As I see it, how can swap ever return a non sorted list? And how is it possible that a non sorted list ever hits the goal bubblesort(Sorted, Sorted)
.
Unless of course the first List is also being changed... Can't get my head around it.
Prolog BubbleSort program:
gt(X,Y) :- X > Y.
bubblesort(List, Sorted) :-
swap(List, List1), !, % A useful swap in List?
bubblesort(List1, Sorted).
bubblesort(Sorted, Sorted). % Otherwise list is already sorted
swap([X,Y|Rest], [Y,X|Rest]) :- % Swap first two elements
gt(X,Y).
swap([Z|Rest], [Z|Rest1]) :- % Swap elements in tail
swap(Rest, Rest1).
Leaving the cut of out it gives me:
?- bubblesort([5,7,3,6,8,9,2,6], Sorted).
Sorted = [2, 3, 5, 6, 6, 7, 8, 9] ;
Sorted = [2, 3, 5, 6, 7, 6, 8, 9] ;
Sorted = [2, 3, 5, 6, 7, 8, 6, 9] ;
Sorted = [2, 3, 5, 6, 7, 8, 9, 6] ;
I think that somehow I get it, but I am not sure.

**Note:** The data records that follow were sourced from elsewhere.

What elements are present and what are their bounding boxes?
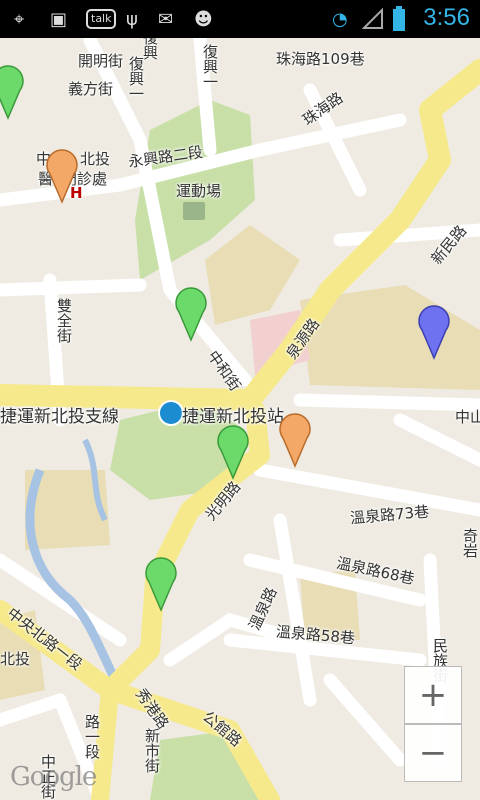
map-marker-orange[interactable]: [44, 144, 80, 204]
label-kaiming: 開明街: [78, 52, 124, 70]
zoom-in-button[interactable]: +: [404, 666, 462, 724]
label-beitou-left: 北投: [0, 650, 31, 668]
talk-icon: talk: [86, 9, 117, 29]
label-xinshi: 新市街: [143, 728, 161, 773]
android-icon: ☻: [194, 8, 213, 30]
gps-icon: ⌖: [14, 8, 25, 30]
label-yiduan: 路一段: [83, 714, 101, 759]
usb-icon: ψ: [126, 8, 138, 30]
map-marker-blue[interactable]: [416, 300, 452, 360]
label-playground: 運動場: [176, 182, 222, 200]
label-xinbeitou: 北投: [80, 150, 111, 168]
map-view[interactable]: 珠海路109巷 開明街 復興 復興一 復興一 義方街 珠海路 北投 中心 醫 門…: [0, 38, 480, 800]
map-marker-green[interactable]: [0, 60, 26, 120]
label-shuangquan: 雙全街: [55, 298, 73, 343]
label-fuxing1: 復興一: [127, 56, 145, 101]
map-marker-green[interactable]: [173, 282, 209, 342]
map-marker-orange[interactable]: [277, 408, 313, 468]
clock: 3:56: [423, 4, 470, 31]
image-icon: ▣: [50, 8, 68, 30]
wifi-icon: ◔: [332, 8, 348, 30]
mrt-icon: [158, 400, 184, 426]
zoom-out-button[interactable]: −: [404, 724, 462, 782]
status-bar: ⌖ ▣ talk ψ ✉ ☻ ◔ 3:56: [0, 0, 480, 38]
signal-icon: [362, 8, 383, 29]
google-logo: Google: [10, 762, 97, 792]
label-zhongshan: 中山: [455, 408, 480, 426]
label-yifang: 義方街: [68, 80, 114, 98]
battery-icon: [393, 6, 405, 31]
gmail-icon: ✉: [158, 8, 174, 30]
label-qiyan: 奇岩: [461, 528, 479, 558]
label-zhuhai-109: 珠海路109巷: [276, 50, 365, 68]
label-mrt-line: 捷運新北投支線: [0, 407, 119, 427]
label-fuxing-right: 復興一: [201, 44, 219, 89]
map-marker-green[interactable]: [215, 420, 251, 480]
map-marker-green[interactable]: [143, 552, 179, 612]
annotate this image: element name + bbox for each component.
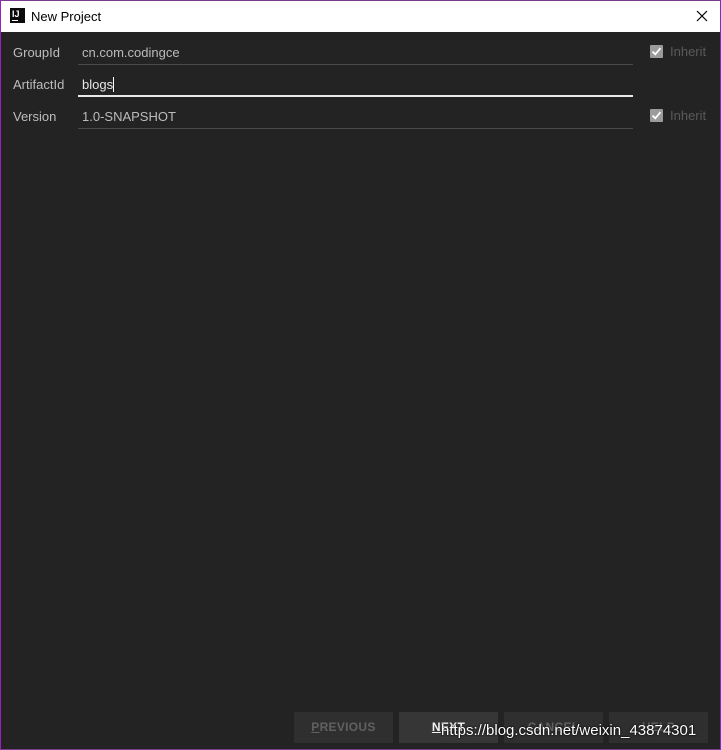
version-label: Version	[13, 109, 57, 124]
version-inherit-label: Inherit	[670, 108, 707, 123]
app-icon-text: IJ	[12, 9, 20, 19]
title-bar: IJ New Project	[1, 1, 720, 32]
version-input[interactable]: 1.0-SNAPSHOT	[78, 107, 633, 129]
group-id-label: GroupId	[13, 45, 60, 60]
group-id-input[interactable]: cn.com.codingce	[78, 43, 633, 65]
checkbox-checked-icon	[650, 109, 663, 122]
next-mnemonic: N	[431, 720, 441, 734]
version-row: Version 1.0-SNAPSHOT Inherit	[1, 107, 720, 139]
previous-label-rest: REVIOUS	[319, 720, 376, 734]
new-project-dialog: IJ New Project GroupId cn.com.codingce I…	[0, 0, 721, 750]
text-caret	[113, 77, 115, 92]
group-id-inherit-label: Inherit	[670, 44, 707, 59]
watermark-text: https://blog.csdn.net/weixin_43874301	[441, 722, 697, 739]
checkbox-checked-icon	[650, 45, 663, 58]
group-id-row: GroupId cn.com.codingce Inherit	[1, 43, 720, 75]
window-title: New Project	[31, 9, 102, 24]
artifact-id-label: ArtifactId	[13, 77, 65, 92]
artifact-id-value: blogs	[82, 77, 114, 92]
previous-button[interactable]: PREVIOUS	[294, 712, 393, 743]
artifact-id-input[interactable]: blogs	[78, 75, 633, 97]
close-icon[interactable]	[690, 4, 714, 28]
artifact-id-row: ArtifactId blogs	[1, 75, 720, 107]
previous-mnemonic: P	[311, 720, 320, 734]
intellij-logo-icon: IJ	[10, 8, 25, 23]
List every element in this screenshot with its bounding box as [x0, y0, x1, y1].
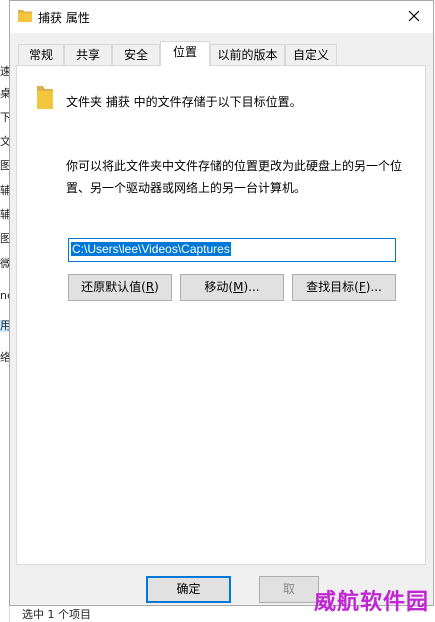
tab-security[interactable]: 安全: [112, 44, 160, 65]
close-icon: [408, 10, 420, 22]
folder-icon: [18, 9, 32, 25]
location-explanation: 你可以将此文件夹中文件存储的位置更改为此硬盘上的另一个位置、另一个驱动器或网络上…: [66, 159, 403, 195]
find-target-label: 查找目标: [306, 280, 355, 294]
folder-icon: [35, 84, 55, 113]
properties-dialog: 捕获 属性 常规 共享 安全 位置 以前的版本 自定义 文件夹 捕获 中的文件存…: [9, 0, 434, 606]
cancel-button[interactable]: 取: [259, 576, 319, 603]
location-path-input[interactable]: C:\Users\lee\Videos\Captures: [68, 238, 396, 262]
tab-location[interactable]: 位置: [160, 41, 210, 66]
move-key: M: [233, 280, 244, 294]
close-button[interactable]: [403, 5, 425, 27]
explorer-status-text: 选中 1 个项目: [22, 608, 91, 621]
restore-default-key: R: [145, 280, 155, 294]
ok-button[interactable]: 确定: [146, 576, 231, 603]
watermark-text: 威航软件园: [313, 589, 429, 615]
move-button[interactable]: 移动(M)...: [180, 274, 284, 301]
tab-strip: 常规 共享 安全 位置 以前的版本 自定义: [16, 41, 426, 66]
folder-location-description: 文件夹 捕获 中的文件存储于以下目标位置。: [66, 95, 302, 109]
restore-default-button[interactable]: 还原默认值(R): [68, 274, 172, 301]
title-bar: 捕获 属性: [10, 1, 433, 33]
location-path-value: C:\Users\lee\Videos\Captures: [71, 242, 231, 256]
tab-general[interactable]: 常规: [18, 44, 64, 65]
tab-customize[interactable]: 自定义: [285, 44, 337, 65]
location-panel: 文件夹 捕获 中的文件存储于以下目标位置。 你可以将此文件夹中文件存储的位置更改…: [16, 65, 426, 565]
tab-sharing[interactable]: 共享: [64, 44, 112, 65]
tab-previous-versions[interactable]: 以前的版本: [210, 44, 285, 65]
restore-default-label: 还原默认值: [81, 280, 142, 294]
move-label: 移动: [204, 280, 229, 294]
find-target-button[interactable]: 查找目标(F)...: [292, 274, 396, 301]
window-title: 捕获 属性: [38, 11, 90, 25]
find-target-key: F: [358, 280, 366, 294]
bg-char-selected: 用: [0, 319, 10, 332]
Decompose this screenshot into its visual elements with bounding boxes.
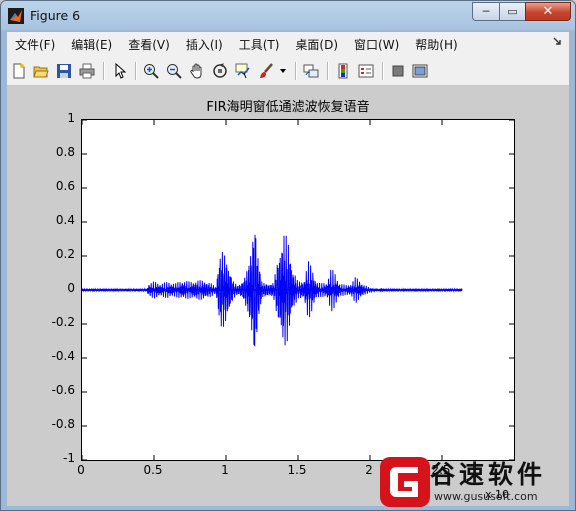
window-controls: ─ ▭ ✕ <box>472 2 571 22</box>
rotate-3d-icon <box>213 63 227 78</box>
y-tick-label: 0.8 <box>55 145 75 159</box>
menu-desktop[interactable]: 桌面(D) <box>287 36 346 53</box>
edit-plot-button[interactable] <box>110 61 130 81</box>
toolbar-separator <box>327 62 329 80</box>
y-tick-label: -0.6 <box>51 383 75 397</box>
print-button[interactable] <box>77 61 97 81</box>
y-tick-label: 1 <box>67 111 75 125</box>
brush-dropdown-icon <box>280 69 286 73</box>
toolbar-separator <box>103 62 105 80</box>
save-button[interactable] <box>54 61 74 81</box>
edit-plot-arrow-icon <box>115 63 127 79</box>
legend-button[interactable] <box>356 61 376 81</box>
figure-window: Figure 6 ─ ▭ ✕ 文件(F) 编辑(E) 查看(V) 插入(I) 工… <box>0 0 576 511</box>
y-tick-label: -0.2 <box>51 315 75 329</box>
watermark-brand: 谷速软件 <box>430 460 547 489</box>
y-tick-label: 0.4 <box>55 213 75 227</box>
maximize-icon: ▭ <box>507 5 518 18</box>
data-cursor-icon <box>235 63 250 79</box>
minimize-icon: ─ <box>482 5 490 18</box>
link-plot-button[interactable] <box>301 61 321 81</box>
x-tick-label: 1 <box>221 463 229 477</box>
hide-plot-tools-button[interactable] <box>388 61 408 81</box>
brush-dropdown-button[interactable] <box>278 61 288 81</box>
watermark: 谷速软件 www.gususoft.com <box>378 452 576 511</box>
pan-hand-icon <box>190 63 202 79</box>
menu-tools[interactable]: 工具(T) <box>231 36 288 53</box>
plot-axes[interactable] <box>81 119 515 461</box>
maximize-button[interactable]: ▭ <box>499 2 525 21</box>
plot-title: FIR海明窗低通滤波恢复语音 <box>206 100 370 115</box>
x-tick-label: 0 <box>77 463 85 477</box>
menu-overflow-arrow-icon[interactable] <box>553 37 563 47</box>
toolbar-separator <box>135 62 137 80</box>
zoom-in-icon <box>144 64 159 79</box>
menu-window[interactable]: 窗口(W) <box>346 36 407 53</box>
brush-button[interactable] <box>256 61 276 81</box>
gususoft-logo-icon <box>380 457 430 507</box>
brush-icon <box>260 63 273 78</box>
zoom-out-icon <box>167 64 182 79</box>
title-bar[interactable]: Figure 6 ─ ▭ ✕ <box>1 1 575 31</box>
zoom-in-button[interactable] <box>141 61 161 81</box>
toolbar-separator <box>295 62 297 80</box>
zoom-out-button[interactable] <box>164 61 184 81</box>
figure-toolbar <box>7 56 569 86</box>
toolbar-separator <box>382 62 384 80</box>
open-file-icon <box>33 66 49 78</box>
y-tick-label: 0.2 <box>55 247 75 261</box>
y-tick-label: 0 <box>67 281 75 295</box>
link-plot-icon <box>303 64 319 78</box>
rotate-3d-button[interactable] <box>210 61 230 81</box>
new-figure-button[interactable] <box>9 61 29 81</box>
minimize-button[interactable]: ─ <box>472 2 499 21</box>
show-plot-tools-button[interactable] <box>410 61 430 81</box>
colorbar-button[interactable] <box>333 61 353 81</box>
menu-file[interactable]: 文件(F) <box>7 36 63 53</box>
y-tick-label: 0.6 <box>55 179 75 193</box>
matlab-logo-icon <box>8 8 24 24</box>
x-tick-label: 1.5 <box>287 463 307 477</box>
show-plot-tools-icon <box>412 64 428 78</box>
figure-canvas: FIR海明窗低通滤波恢复语音 1 0.8 0.6 0.4 0.2 0 -0.2 -0.4 -0.… <box>7 86 569 506</box>
open-file-button[interactable] <box>31 61 51 81</box>
hide-plot-tools-icon <box>392 65 404 77</box>
close-button[interactable]: ✕ <box>525 2 571 21</box>
menu-help[interactable]: 帮助(H) <box>407 36 465 53</box>
menu-edit[interactable]: 编辑(E) <box>63 36 120 53</box>
window-title: Figure 6 <box>30 8 81 23</box>
x-tick-label: 0.5 <box>143 463 163 477</box>
menu-view[interactable]: 查看(V) <box>120 36 178 53</box>
legend-icon <box>358 64 374 78</box>
data-cursor-button[interactable] <box>233 61 253 81</box>
menu-bar: 文件(F) 编辑(E) 查看(V) 插入(I) 工具(T) 桌面(D) 窗口(W… <box>7 32 569 56</box>
waveform-chart <box>82 120 514 460</box>
menu-insert[interactable]: 插入(I) <box>178 36 231 53</box>
y-tick-label: -0.8 <box>51 417 75 431</box>
save-icon <box>57 64 71 78</box>
new-figure-icon <box>13 63 25 79</box>
watermark-url: www.gususoft.com <box>434 490 538 503</box>
colorbar-icon <box>338 63 348 79</box>
pan-button[interactable] <box>187 61 207 81</box>
y-tick-label: -0.4 <box>51 349 75 363</box>
close-icon: ✕ <box>542 4 554 19</box>
print-icon <box>79 63 95 79</box>
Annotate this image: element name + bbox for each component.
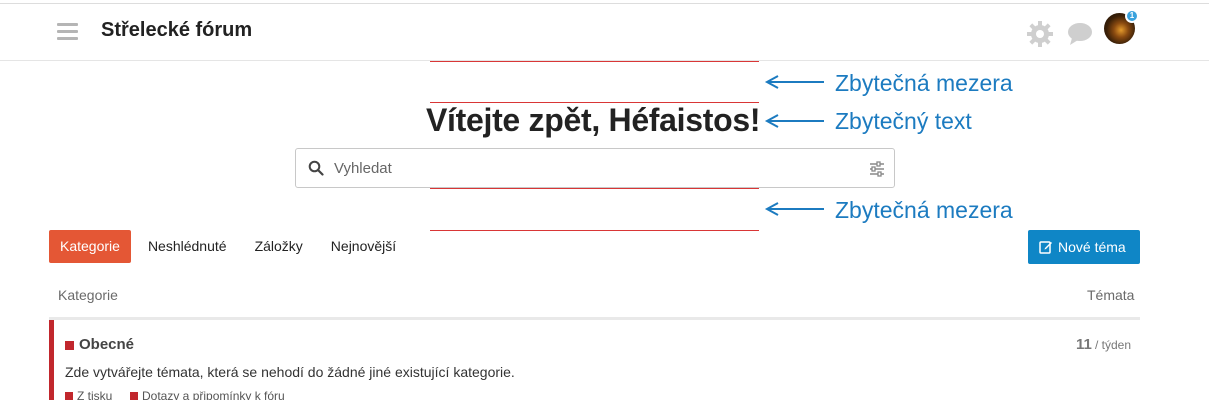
- annotation-text: Zbytečný text: [835, 108, 972, 134]
- subcategory-label: Z tisku: [77, 389, 113, 400]
- annotation-gap-top: Zbytečná mezera: [835, 70, 1013, 96]
- category-topic-period: / týden: [1095, 338, 1132, 352]
- edit-icon: [1039, 241, 1052, 254]
- category-badge: [65, 341, 74, 350]
- gear-icon[interactable]: [1026, 20, 1054, 48]
- subcategory-link[interactable]: Z tisku: [65, 389, 112, 400]
- arrow-left-icon: [764, 75, 824, 89]
- category-topic-count: 11: [1076, 336, 1092, 353]
- table-header-divider: [49, 317, 1140, 320]
- new-topic-button[interactable]: Nové téma: [1028, 230, 1140, 264]
- column-header-topics: Témata: [1087, 287, 1135, 303]
- arrow-left-icon: [764, 202, 824, 216]
- guide-line: [430, 188, 759, 189]
- subcategory-label: Dotazy a připomínky k fóru: [142, 389, 285, 400]
- tab-unseen[interactable]: Neshlédnuté: [137, 230, 238, 263]
- nav-tabs: Kategorie Neshlédnuté Záložky Nejnovější: [49, 230, 413, 264]
- search-icon: [308, 160, 324, 176]
- welcome-title: Vítejte zpět, Héfaistos!: [426, 102, 761, 138]
- notification-badge[interactable]: 1: [1125, 9, 1139, 23]
- site-title[interactable]: Střelecké fórum: [101, 19, 252, 42]
- chat-icon[interactable]: [1066, 20, 1094, 48]
- site-header: Střelecké fórum: [0, 4, 1209, 61]
- tab-categories[interactable]: Kategorie: [49, 230, 131, 263]
- hamburger-menu-icon[interactable]: [56, 21, 80, 43]
- new-topic-label: Nové téma: [1058, 239, 1126, 255]
- search-input[interactable]: [334, 150, 854, 186]
- category-color-bar: [49, 320, 54, 400]
- category-description: Zde vytvářejte témata, která se nehodí d…: [65, 364, 515, 380]
- subcategory-badge: [130, 392, 138, 400]
- tab-latest[interactable]: Nejnovější: [320, 230, 407, 263]
- subcategory-badge: [65, 392, 73, 400]
- sliders-icon[interactable]: [868, 160, 886, 178]
- guide-line: [430, 61, 759, 62]
- search-box[interactable]: [295, 148, 895, 188]
- tab-bookmarks[interactable]: Záložky: [244, 230, 314, 263]
- arrow-left-icon: [764, 114, 824, 128]
- page: Střelecké fórum 1 Zbytečná mezera Zbyteč…: [0, 0, 1209, 400]
- column-header-category: Kategorie: [58, 287, 118, 303]
- guide-line: [430, 230, 759, 231]
- category-name[interactable]: Obecné: [79, 336, 134, 353]
- annotation-gap-bottom: Zbytečná mezera: [835, 197, 1013, 223]
- subcategory-link[interactable]: Dotazy a připomínky k fóru: [130, 389, 285, 400]
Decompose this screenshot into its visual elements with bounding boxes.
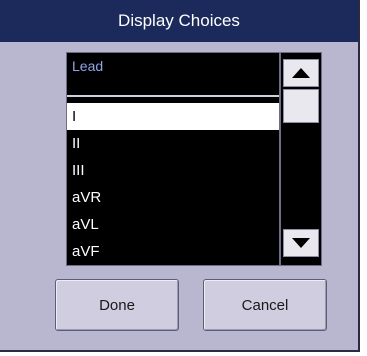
list-item-avf[interactable]: aVF (67, 238, 279, 265)
dialog-title: Display Choices (118, 11, 240, 30)
scroll-thumb[interactable] (283, 89, 319, 123)
list-scrollbar[interactable] (280, 52, 322, 266)
dialog-title-bar: Display Choices (0, 0, 358, 42)
triangle-up-icon (292, 68, 310, 78)
list-item-avr[interactable]: aVR (67, 184, 279, 211)
lead-listbox[interactable]: Lead I II III aVR aVL aVF (66, 52, 280, 266)
list-item-ii[interactable]: II (67, 130, 279, 157)
list-item-i[interactable]: I (67, 103, 279, 130)
display-choices-dialog: Display Choices Lead I II III aVR aVL aV… (0, 0, 360, 352)
scroll-down-button[interactable] (283, 229, 319, 257)
cancel-button-label: Cancel (241, 296, 289, 314)
cancel-button[interactable]: Cancel (203, 279, 327, 331)
done-button[interactable]: Done (55, 279, 179, 331)
triangle-down-icon (292, 238, 310, 248)
list-header: Lead (67, 53, 279, 97)
list-item-avl[interactable]: aVL (67, 211, 279, 238)
done-button-label: Done (99, 296, 135, 314)
list-items: I II III aVR aVL aVF (67, 103, 279, 265)
list-item-iii[interactable]: III (67, 157, 279, 184)
list-header-label: Lead (72, 58, 104, 74)
scroll-up-button[interactable] (283, 59, 319, 87)
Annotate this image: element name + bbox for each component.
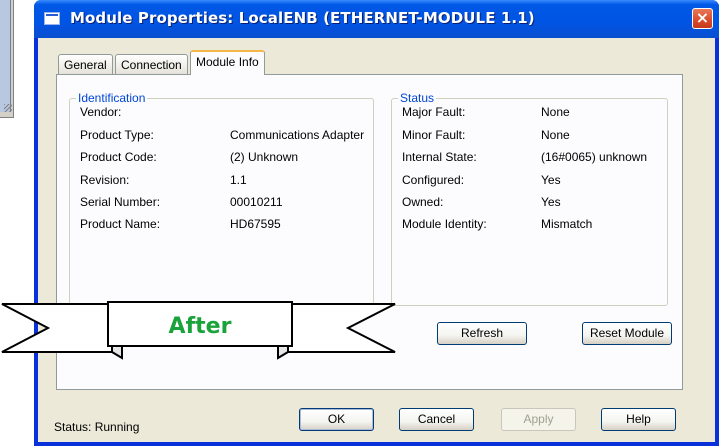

Could it be that at a certain moment, it backtracks over swap(List, List1)
going to the second bubble-sort predicate and hitting the goal, meaning the two lists Sorted are equal?
In English, does this mean that bubble-sort needs to continue doing swaps until no more swaps are possible, but then needs to terminate? Or does it mean that every-time a successful swap has been done, there's no use backtracking over that success?
There are several possibilities to make the goal swap(List, List1)
fail. Either List
is a list of length 0 or 1 ; or it does not contain two immediately succeeding elements where the second is smaller than the first.
The cut is placed in such a manner that it both cuts swap/2
and the alternative of bubblesort/2
.
This is a good example, where a "deep cut" (cutting deep into swap/2
) still works somewhat nicely. However, such situations are very rare. Most of the time, the cut cuts too much. The largest majority of such programs is very brittle to use, even more so, if the second argument is given already. They are often not steadfast.
Ah, I almost missed it: Even in this program, we have bubblesort(nonlist,L)
succeeding, or bubblesort([1|nonlist],L)
which probably is not intended and leads to subtle programming errors.
There is also another reason why this program does not present the ideal logic programming style: The second rule of bubblesort/2
when read alone says: Everything is a sorted list`. To understand this, we have to read both rules at the same time and narrow it down to Everything but ....
In English, does this mean that bubble-sort needs to continue doing swaps until no more swaps are possible, but then needs to terminate? Or does it mean that every-time a successful swap has been done, there's no use backtracking over that success?
It is the first procedural meaning that applies here. And certainly, backtracking over the success to the second clause of bubblesort/2
would be an error.
A further quite unintuitive detail which is not specific to the cut, is that in addition to numbers, the program also succeeds for expressions like bubblesort([1,1+1],L)
which again might lead to subtle differences.
I just want to add that if-then-else is a far more appropriate language construct than !/0
to express the intention (and I know you did not choose !/0
on your own here):
bubblesort(List0, List) :-
( swap(List0, List1) ->
bubblesort(List1, List)
; List0 = List
).
You can change the ->
to *->
to see alternative solutions of swap/2
as well, i.e., if you change this to:
bubblesort(List0, List) :-
( swap(List0, List1) *->
bubblesort(List1, List)
; List0 = List
).
Then you get for example:
?- bubblesort([5,7,3,6,8,9,2,6], Ascending).
Ascending = [2, 3, 5, 6, 6, 7, 8, 9] ;
Ascending = [2, 3, 5, 6, 6, 7, 8, 9] ;
Ascending = [2, 3, 5, 6, 6, 7, 8, 9] .
As you see, all of these lists are non-decreasing, as you already expected.